"Transitando com a mesma acuidade pelos territórios da poesia, da ficção, da crítica e do ensaio, Leonardo Garet é um escritor multifacético e polifônico. Sua densa produção literária, sem dúvida, o nivela entre os melhores nomes da literatura uruguaia." (Continue lendo, a seguir, o texto das orelhas do livro, escrito por Ronaldo Cagiano)
Os 25 contos de O livro dos suicidas consolidam sua trajetória e reafirmam a peculiaridade de sua dicção, de cuja atmosfera narrativa emerge variada temática, espelhando os dramas e inquietações existenciais de seus personagens, numa linguagem que percorre a geografia do absurdo e do inusitado para deflagrar um olhar hermenêutico sobre a realidade psicológica, humana, política e social da América Latina, tão contundente em sua dimensão trágica e histórica.
As histórias que enfeixam essa obra singular, povoada de mitologias e mistérios, sugerem-nos leitura suprarreal dos conflitos, perplexidades e dilemas perenes do homem nessa época tão afetada por dissonâncias e ambiguidades, quando se percebe na ebulição interior de seus protagonistas uma relação de inconformismo e desajuste com o tempo e a própria condição individual ou coletiva.
O ambiente surreal aqui transcriado, além de revelar o parentesco de Garet com os grandes representantes do realismo fantástico, é também um recurso formal de que se utiliza o autor para denunciar que, muitas vezes, o inconsciente e o mundo exterior são mais pungentes e intangíveis que a própria ficção. No entanto, a despeito de se esboçar um retrato caleidoscópico desse universo íntimo povoado de sombras e sustos, com suas sutilezas estilísticas e expansões oníricas, alude à humanidade e à poesia que há em tudo que cerca o homem contemporâneo, perdido no cipoal de suas contradições e no labirinto de seus desencontros.
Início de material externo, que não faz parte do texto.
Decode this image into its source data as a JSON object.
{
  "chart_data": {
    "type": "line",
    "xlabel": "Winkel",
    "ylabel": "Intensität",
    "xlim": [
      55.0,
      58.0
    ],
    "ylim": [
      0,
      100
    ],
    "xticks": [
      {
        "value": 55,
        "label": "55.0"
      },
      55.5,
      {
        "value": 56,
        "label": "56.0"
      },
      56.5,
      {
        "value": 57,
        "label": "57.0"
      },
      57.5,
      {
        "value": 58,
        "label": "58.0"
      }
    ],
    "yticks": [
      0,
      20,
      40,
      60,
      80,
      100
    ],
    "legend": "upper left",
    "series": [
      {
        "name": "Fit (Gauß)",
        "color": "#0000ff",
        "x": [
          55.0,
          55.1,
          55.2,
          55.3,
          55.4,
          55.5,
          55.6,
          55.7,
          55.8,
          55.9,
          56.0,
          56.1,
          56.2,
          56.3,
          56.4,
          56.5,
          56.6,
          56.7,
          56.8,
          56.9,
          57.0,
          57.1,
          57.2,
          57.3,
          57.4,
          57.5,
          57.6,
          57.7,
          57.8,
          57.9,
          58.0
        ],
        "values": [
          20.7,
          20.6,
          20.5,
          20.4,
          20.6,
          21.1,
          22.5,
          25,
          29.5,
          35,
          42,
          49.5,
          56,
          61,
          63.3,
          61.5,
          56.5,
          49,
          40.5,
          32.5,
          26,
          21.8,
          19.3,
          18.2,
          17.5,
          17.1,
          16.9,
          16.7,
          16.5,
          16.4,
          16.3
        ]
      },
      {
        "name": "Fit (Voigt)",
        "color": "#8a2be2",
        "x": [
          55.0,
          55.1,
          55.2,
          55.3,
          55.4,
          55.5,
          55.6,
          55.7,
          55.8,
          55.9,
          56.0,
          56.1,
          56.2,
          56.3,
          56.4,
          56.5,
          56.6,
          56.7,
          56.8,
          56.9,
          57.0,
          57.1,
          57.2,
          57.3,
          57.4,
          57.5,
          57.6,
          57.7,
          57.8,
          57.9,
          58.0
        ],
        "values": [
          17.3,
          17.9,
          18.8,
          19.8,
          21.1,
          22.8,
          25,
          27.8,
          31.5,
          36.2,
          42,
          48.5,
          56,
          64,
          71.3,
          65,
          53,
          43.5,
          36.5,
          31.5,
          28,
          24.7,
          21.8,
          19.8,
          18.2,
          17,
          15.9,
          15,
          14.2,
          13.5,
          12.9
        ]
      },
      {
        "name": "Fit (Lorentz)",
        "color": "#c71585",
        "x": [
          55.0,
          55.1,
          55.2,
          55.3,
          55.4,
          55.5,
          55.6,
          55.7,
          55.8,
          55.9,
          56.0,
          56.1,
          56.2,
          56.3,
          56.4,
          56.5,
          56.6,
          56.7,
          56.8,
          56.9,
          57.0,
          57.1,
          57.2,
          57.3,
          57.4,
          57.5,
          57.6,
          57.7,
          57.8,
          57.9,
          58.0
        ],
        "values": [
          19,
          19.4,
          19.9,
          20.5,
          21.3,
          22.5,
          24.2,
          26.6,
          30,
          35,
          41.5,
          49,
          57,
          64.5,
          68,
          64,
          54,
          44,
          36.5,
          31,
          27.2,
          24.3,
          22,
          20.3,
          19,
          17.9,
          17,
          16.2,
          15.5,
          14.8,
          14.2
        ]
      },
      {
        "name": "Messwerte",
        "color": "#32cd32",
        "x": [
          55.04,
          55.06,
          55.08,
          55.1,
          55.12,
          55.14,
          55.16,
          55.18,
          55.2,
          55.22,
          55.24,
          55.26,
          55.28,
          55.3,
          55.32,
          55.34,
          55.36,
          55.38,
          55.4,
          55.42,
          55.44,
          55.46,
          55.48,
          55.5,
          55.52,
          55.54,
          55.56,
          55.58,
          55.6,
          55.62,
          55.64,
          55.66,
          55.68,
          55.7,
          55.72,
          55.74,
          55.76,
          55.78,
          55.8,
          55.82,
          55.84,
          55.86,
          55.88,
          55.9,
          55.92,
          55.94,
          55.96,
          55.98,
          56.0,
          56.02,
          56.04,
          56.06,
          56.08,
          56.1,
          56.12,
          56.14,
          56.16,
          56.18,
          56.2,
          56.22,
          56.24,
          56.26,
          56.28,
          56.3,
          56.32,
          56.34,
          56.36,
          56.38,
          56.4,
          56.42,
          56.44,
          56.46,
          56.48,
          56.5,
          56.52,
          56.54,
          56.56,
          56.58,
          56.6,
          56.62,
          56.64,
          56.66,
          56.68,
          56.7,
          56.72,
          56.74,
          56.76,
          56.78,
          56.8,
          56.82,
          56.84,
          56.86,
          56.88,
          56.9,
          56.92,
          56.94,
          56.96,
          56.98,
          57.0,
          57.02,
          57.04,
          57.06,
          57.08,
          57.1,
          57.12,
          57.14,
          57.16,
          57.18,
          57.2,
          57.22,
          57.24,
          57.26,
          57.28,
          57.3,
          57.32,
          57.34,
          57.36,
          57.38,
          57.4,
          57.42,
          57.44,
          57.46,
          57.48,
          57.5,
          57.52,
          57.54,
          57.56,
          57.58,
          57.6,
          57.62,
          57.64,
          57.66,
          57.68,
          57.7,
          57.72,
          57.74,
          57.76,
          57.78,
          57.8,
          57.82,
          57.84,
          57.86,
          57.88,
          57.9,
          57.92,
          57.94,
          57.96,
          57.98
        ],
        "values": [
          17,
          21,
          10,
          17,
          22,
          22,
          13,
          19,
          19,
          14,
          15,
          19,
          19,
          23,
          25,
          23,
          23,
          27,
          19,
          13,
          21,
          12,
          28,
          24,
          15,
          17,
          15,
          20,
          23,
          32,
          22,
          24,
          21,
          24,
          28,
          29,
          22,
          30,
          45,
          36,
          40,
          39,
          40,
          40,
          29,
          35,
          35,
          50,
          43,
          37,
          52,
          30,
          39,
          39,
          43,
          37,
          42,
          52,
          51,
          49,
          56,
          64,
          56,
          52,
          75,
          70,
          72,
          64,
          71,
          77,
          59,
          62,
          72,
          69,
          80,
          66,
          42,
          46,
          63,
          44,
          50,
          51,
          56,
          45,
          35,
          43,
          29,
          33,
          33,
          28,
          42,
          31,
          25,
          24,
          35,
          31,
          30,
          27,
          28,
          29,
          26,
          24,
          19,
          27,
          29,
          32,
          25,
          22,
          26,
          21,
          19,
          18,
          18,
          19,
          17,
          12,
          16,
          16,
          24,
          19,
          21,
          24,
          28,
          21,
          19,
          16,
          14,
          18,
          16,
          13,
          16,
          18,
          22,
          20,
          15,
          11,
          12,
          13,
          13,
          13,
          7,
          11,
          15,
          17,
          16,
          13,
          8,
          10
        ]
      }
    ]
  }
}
O conto que dá título ao livro é exemplo paradigmático da versatilidade do autor em mergulhar na subjetividade e no insondável da alma e da natureza humanas, esboçando toda sua carga metafórica e possibilidades semânticas. Além disso, o autor estabelece um diálogo com outros tempos históricos e geográficos, na medida em que incorpora elementos da própria cultura medieval, conferindo à sua prosa um viés amplo, que vai do gótico ao barroco, em que o elemento fantástico e os influxos da magia emprestam notável plasticidade. Em sua oficina criativa sobressai o extremo rigor com a palavra e o cuidado com a contenção formal e a alegoria, pois o autor se exercita com tamanha habilidade numa vertente que explora o maravilhoso, o inexplicável, o sobrenatural, o sensorial e o estranho sem cair no pecado da inverossimilhança.
Leonardo Garet integra, assim, a galeria dos mestres do gênero em nosso continente, entre os quais Horacio Quiroga, Jorge Luis Borges, Gabriel García Márquez, Juan Rulfo, Guimarães Rosa, José J. Veiga, Murilo Rubião, José Cândido de Carvalho e Rosario Fusco. Como um Terêncio, para quem “humano non alienum puto est”, faz uma leitura atenta do desconforto das experiências humanas e, ao mergulhar, com seu escafandro estético no absconso pântano do indizível, percebe, em clave freudiana, que “tudo que é estranho é porque já conhecemos”, refletindo, exegeticamente, sobre os fantasmas indecifráveis e ancestrais que atormentam o espírito.